As more businesses claim to be “green,” “sustainable,” and “socially responsible,” will true social entrepreneurs find it difficult to stand out in the marketplace? An organization called B Lab has recently launched a new ratings system to help skeptical consumers and investors to distinguish between truly responsible companies and those who simply run good PR campaigns. Companies who are certified as “B Corporations” must meet comprehensive social and environmental standards as well as agree to build stakeholder interests into their corporate governing documents. Companies must supply documentation to support their applications and are subject to random third-party audits. The organization plans to spend millions of dollars each year to promote the B Corporation brand as a trustworthy “seal of approval” for responsible businesses.
In recent years, a number of certifications and ratings systems have been developed by associations, independent consumer groups, and socially responsible investing firms. Could B Corporation be the one that breaks through to wide acceptance and recognition? A few things seem to make it uniquely positioned for success…
First, the initiative appears to have strong support from some well-respected socially responsible business pioneers. The twenty-one founding B Corporations include Seventh Generation, New Leaf Paper, White Dog Cafe, Pura Vida Coffee, Method, and Give Something Back. Many of these founders appeared together for a panel discussion at the recent BALLE conference in Berkeley, CA. Their obvious enthusiasm will no doubt boost its chances for wider adoption, particularly if they help to evangelize the concept to fellow entrepreneurs.
Second, the B Corporation “seal” will indicate that a company is doing more than just meeting behavioral and performance standards. B Corporations must actually make legally-binding changes to their corporate governing documents that require managers and directors to serve the interests of employees, the community, and the environment, in addition to those of shareholders. A team of legal advisors is working to create a toolkit and templates to help companies do this while still operating under the prevailing laws and tax regulations. One hopes that this effort will help to inspire eventual changes in U.S. laws to allow for new types of “for-benefit” corporations. Interestingly, the U.K. government has recently created a new business structure called Community Interest Companies (CICS), designed to provide a legal form for social enterprises that want to use their profits and assets for the public good, without being classified as “charities” (non-profits). I’ll write more on this in a later post, but I encourage you to check out the website that describes CICs.

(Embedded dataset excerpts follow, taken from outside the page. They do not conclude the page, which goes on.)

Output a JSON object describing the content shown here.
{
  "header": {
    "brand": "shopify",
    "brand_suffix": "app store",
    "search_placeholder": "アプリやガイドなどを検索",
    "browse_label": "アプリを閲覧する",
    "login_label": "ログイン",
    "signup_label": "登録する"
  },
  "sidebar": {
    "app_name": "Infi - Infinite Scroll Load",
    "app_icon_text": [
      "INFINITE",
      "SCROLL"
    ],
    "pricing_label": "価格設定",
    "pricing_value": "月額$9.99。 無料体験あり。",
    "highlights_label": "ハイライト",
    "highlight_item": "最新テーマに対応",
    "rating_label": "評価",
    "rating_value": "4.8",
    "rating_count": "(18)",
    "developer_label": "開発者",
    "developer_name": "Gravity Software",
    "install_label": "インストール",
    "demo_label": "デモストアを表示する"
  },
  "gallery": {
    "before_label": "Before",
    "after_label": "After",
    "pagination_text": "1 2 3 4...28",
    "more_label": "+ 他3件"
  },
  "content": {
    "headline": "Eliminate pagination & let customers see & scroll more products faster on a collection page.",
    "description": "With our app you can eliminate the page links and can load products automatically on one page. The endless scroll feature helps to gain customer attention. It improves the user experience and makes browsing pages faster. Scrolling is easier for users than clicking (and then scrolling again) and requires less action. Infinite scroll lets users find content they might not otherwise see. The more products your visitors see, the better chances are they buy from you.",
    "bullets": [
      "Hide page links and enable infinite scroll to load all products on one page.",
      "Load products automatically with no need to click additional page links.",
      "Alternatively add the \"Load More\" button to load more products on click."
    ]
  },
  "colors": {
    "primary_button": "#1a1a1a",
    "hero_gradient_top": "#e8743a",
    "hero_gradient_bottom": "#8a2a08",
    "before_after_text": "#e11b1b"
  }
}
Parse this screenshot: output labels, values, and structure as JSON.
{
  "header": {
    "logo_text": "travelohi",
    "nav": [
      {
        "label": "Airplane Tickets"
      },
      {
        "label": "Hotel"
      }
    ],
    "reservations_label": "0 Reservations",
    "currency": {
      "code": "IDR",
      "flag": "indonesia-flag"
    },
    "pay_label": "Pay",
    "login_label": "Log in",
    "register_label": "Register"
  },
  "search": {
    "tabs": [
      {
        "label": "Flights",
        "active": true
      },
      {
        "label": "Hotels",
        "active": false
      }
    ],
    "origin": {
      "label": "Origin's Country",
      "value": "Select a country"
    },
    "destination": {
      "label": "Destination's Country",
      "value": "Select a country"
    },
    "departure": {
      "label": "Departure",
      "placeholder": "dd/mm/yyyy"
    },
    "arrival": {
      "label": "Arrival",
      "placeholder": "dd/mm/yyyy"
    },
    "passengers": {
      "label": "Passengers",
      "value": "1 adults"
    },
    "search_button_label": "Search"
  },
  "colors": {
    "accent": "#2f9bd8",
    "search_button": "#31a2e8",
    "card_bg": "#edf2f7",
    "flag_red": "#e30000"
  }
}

Finally, B Lab seems very committed to building consumer awareness of the B Corporation “brand.” The marketing materials they have put together so far are well-designed and compelling. If their multi-million dollar campaign is backed up by strong participation from a broad range of businesses, they may succeed in creating a widely recognized socially responsible business label. Of course, the system must maintain high standards to earn and keep consumers’ trust. If even a few companies rated as B Corporations are revealed to be less than authentic in their claims, public perception could quickly turn sour.